So for “three intense days,” a small crew completed the $21,000 project, partly funded by $4,900 federal grant, a Delmarva Power Sustainable Communities Grant and other funding.
“90% of our waterways are impaired for their designated use,” Hackett, said, noting that federal designations include being drinkable, swimmable or fishable.
The Odessa nonprofit has a similar 17-acre project in mind for next year on its Taylors Branch site, also partly funded by a Clean Water Act Section 319 Nonpoint Source grant.

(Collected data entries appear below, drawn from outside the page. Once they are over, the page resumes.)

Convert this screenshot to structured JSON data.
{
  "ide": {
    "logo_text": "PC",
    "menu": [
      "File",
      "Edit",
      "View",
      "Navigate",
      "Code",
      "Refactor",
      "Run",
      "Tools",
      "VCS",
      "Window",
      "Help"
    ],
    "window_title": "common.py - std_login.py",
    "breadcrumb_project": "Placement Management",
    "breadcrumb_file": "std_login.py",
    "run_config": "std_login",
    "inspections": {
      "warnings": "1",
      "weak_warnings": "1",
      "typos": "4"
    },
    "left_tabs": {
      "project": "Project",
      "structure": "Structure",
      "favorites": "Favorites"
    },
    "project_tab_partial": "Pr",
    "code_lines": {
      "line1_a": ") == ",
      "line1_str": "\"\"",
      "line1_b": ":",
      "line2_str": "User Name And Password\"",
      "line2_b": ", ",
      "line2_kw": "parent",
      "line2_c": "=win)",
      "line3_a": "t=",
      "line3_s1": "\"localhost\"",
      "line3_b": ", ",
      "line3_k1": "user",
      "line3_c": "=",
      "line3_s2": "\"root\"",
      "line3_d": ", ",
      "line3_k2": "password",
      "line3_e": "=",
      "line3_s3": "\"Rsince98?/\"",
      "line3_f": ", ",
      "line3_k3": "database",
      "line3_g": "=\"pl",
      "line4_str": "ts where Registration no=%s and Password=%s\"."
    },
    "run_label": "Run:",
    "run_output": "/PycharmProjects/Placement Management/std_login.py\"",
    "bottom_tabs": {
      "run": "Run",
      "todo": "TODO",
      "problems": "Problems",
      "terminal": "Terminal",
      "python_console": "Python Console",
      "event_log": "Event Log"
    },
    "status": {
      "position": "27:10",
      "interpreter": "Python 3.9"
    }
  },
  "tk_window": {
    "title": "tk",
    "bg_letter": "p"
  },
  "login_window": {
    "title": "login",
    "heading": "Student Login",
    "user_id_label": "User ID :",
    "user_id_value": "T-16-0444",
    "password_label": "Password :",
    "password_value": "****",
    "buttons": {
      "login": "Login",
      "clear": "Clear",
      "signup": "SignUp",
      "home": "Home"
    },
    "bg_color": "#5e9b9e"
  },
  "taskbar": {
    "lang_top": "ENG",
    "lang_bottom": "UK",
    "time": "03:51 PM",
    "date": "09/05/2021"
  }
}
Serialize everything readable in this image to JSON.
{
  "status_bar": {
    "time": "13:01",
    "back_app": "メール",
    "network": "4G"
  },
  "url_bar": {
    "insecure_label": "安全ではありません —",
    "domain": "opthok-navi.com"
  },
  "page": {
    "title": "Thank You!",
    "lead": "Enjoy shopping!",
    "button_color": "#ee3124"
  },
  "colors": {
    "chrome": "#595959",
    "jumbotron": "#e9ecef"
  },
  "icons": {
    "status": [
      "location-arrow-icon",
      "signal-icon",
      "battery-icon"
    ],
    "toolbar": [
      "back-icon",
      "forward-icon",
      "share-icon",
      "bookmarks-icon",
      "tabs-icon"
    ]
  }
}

State residents, government agencies and nonprofits are encouraged to apply for these grants, through Feb. 8. The Delaware Department of Natural Resources and Environmental Control has a $425,000 pool, with additional funds expected next year. All projects must have at least 67% funding outside the federal government.
DNREC is looking for projects that reduce nonpoint source pollution, chiefly by reducing nutrients and sediment that drain or leach into those impaired waters.
Grant applications most frequently involve agriculture, forestry production, construction, shoreline stabilization, large septic systems and water flow engineering.
Delaware Wild Lands’ Armstrong project turned “a low-yield agricultural field” disrupting the state’s best old-growth forest into a future forest of pin oak, flowering dogwood, black oak, chestnut oak, black gum and red maple.
It will reduce agricultural runoff by taking land out of production, increase air and water filtration and carbon sequestration with more trees and provide more homes for wildlife.
Other recent 319 grant recipients include several downstate organizations that implemented best management practices.
The Sussex Conservation District, in cooperation with the Delmarva Poultry Industry, tackled poultry farms, including tree plantings for windbreaks, grass buffers, pollinator habitat areas, shallow water ponds for wildlife and nutrient filtering.
The Kent and Sussex conservation districts addressed manure storage and composting.
The Delaware Botanic Gardens focused on living shorelines and stormwater facility enhancements.
“While there has been vast improvement in Delaware’s water quality, challenges still persist, and meeting those challenges is crucial in our state’s fight to achieve clean water for everyone,” DNREC Secretary Shawn Garvin said in a statement. “The Clean Water Act grants offer leverage for government agencies and nonprofit organizations in making the most of that fight. These grants help fund investments in cover crops, nutrient management, land conservation, stormwater retrofits, and tree planting projects – all of which enhance and improve water quality statewide.”